The increase in resistive losses from non-uniformity of the illumination is evident in Fig. 10a, which reveals a reduction on the FF due to non-uniform illumination. The FF in the p–n structure with Normal Gaussian illumination is less sensitive for changes in the finger spacing compared to other non-uniform cases when spacing exceeds 50 µm. We assume this is the result from the smaller currents due to smaller total excitation. Another aspect for the losses of uneven illumination was seen form Fig. 8 where in addition to unbalanced current generation, the non-uniform illumination profile will cause a lateral unbalance in the voltage generated across the p–n or n–p junction, which induces further electrical loss. This electrical loss will lead to reduced Voc. Despite this fact, the resistive loss is still the dominant loss mechanism. For example, resistive losses causes ~ 4.2% power reduction for the n–p structure when the finger spacing is increased from 30 to 75 µm for Normal Gaussian illumination at 300 K, whereas the Voc reduction due to non-uniform illumination profile causes only ~ 0.15% performance drop.

5 Conclusions

A Hybrid Quasi-3D model was developed based on open-source Python-based library Solcore. It was used for optimization of the front contact grid for various photovoltaic converter structures. Characteristics of p–n and n–p structures were considered and compared. The n–p structure yielded considerably wider optimal grid finger spacing and higher output power than the p–n structure. The n–p structure also had a much higher tolerance for varying the finger spacing.
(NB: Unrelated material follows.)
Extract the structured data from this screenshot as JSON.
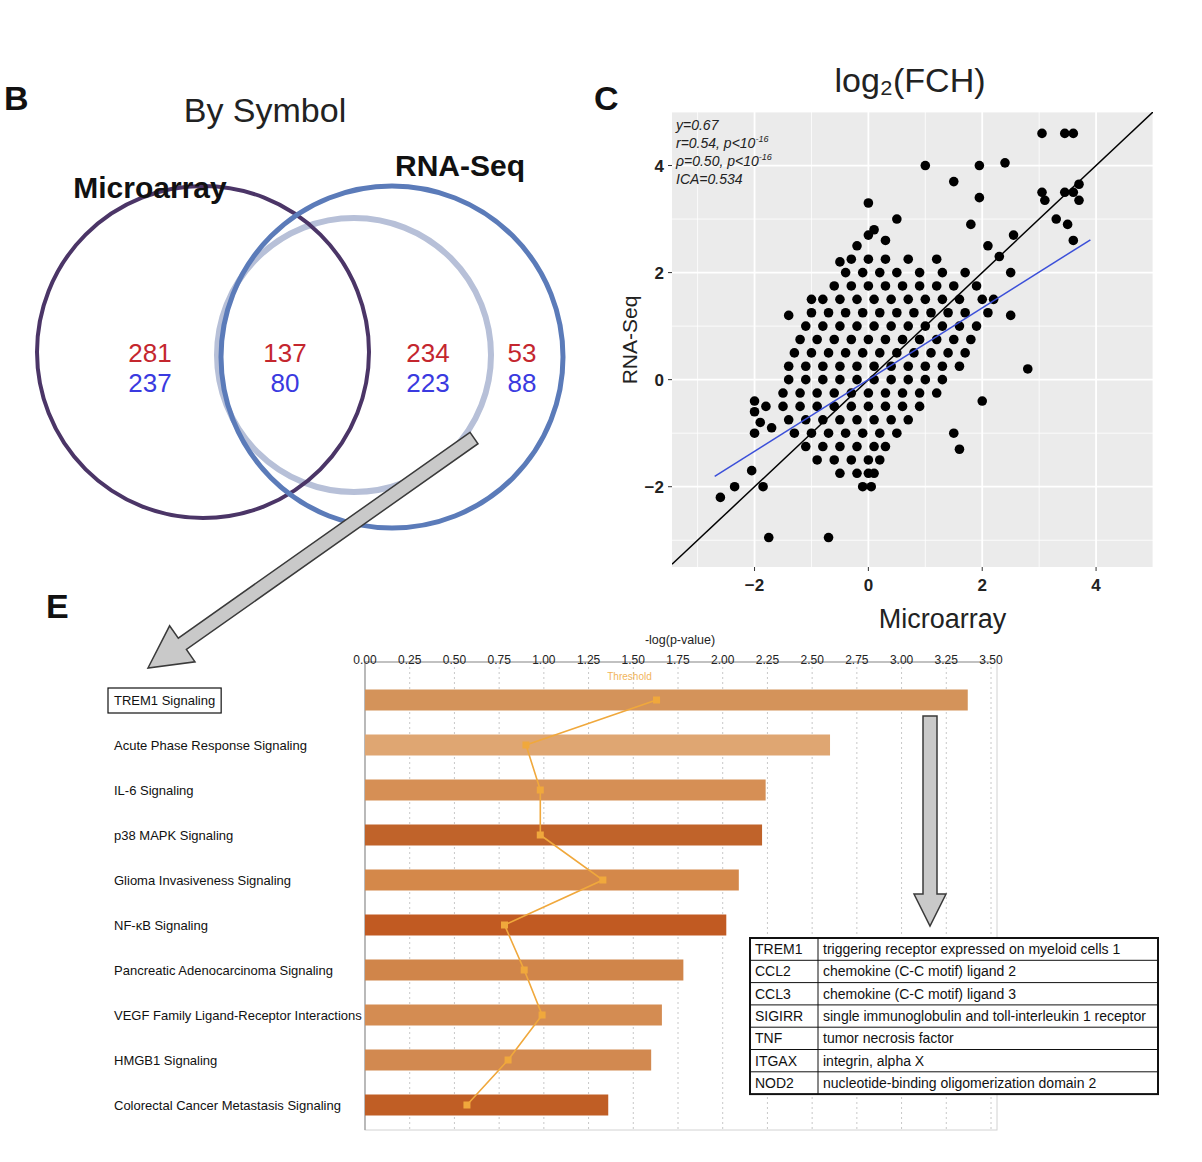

Increased operating temperature was found to slightly decrease the optimal spacing for both structures and decrease the tolerance for varying spacing in the n–p structure. Also, increased temperature leads to significantly reduced output power of converters which was expected.

From the results analysis we conclude that the illumination profile has much more impact on the output power of p–n structure when compared to n–p structure. Also, for both structure architectures, the optimal spacing was found to decrease as the illumination profile gets less uniform. Uneven illumination gives also a rise to a small reduction of Voc of the cell.

Overall, the n–p structure has a great advantage over its p–n counterpart. This is mainly due to decreased sheet resistance in the emitter layer of the p–n structure due to larger majority carrier mobility, which manifests higher fill factors for the n–p structure. The enhanced lateral current flow in the n–p structure also gives the structure larger tolerance for the designing and manufacturing of the front contact grid and wider possibilities for different illuminations profiles.

The Hybrid Quasi-3D model can be seen as a valuable tool for extraction meaningful physical information from PV cell devices and it can be used for determination of the optimal grid profile for a given structure. It can be used for analysis of effects of illumination profiles and loss mechanisms in the devices. Although here the model was utilized for the optimization of two PV converter structures, it can also be applied to other PV devices as well, most notably, CPV solar cells.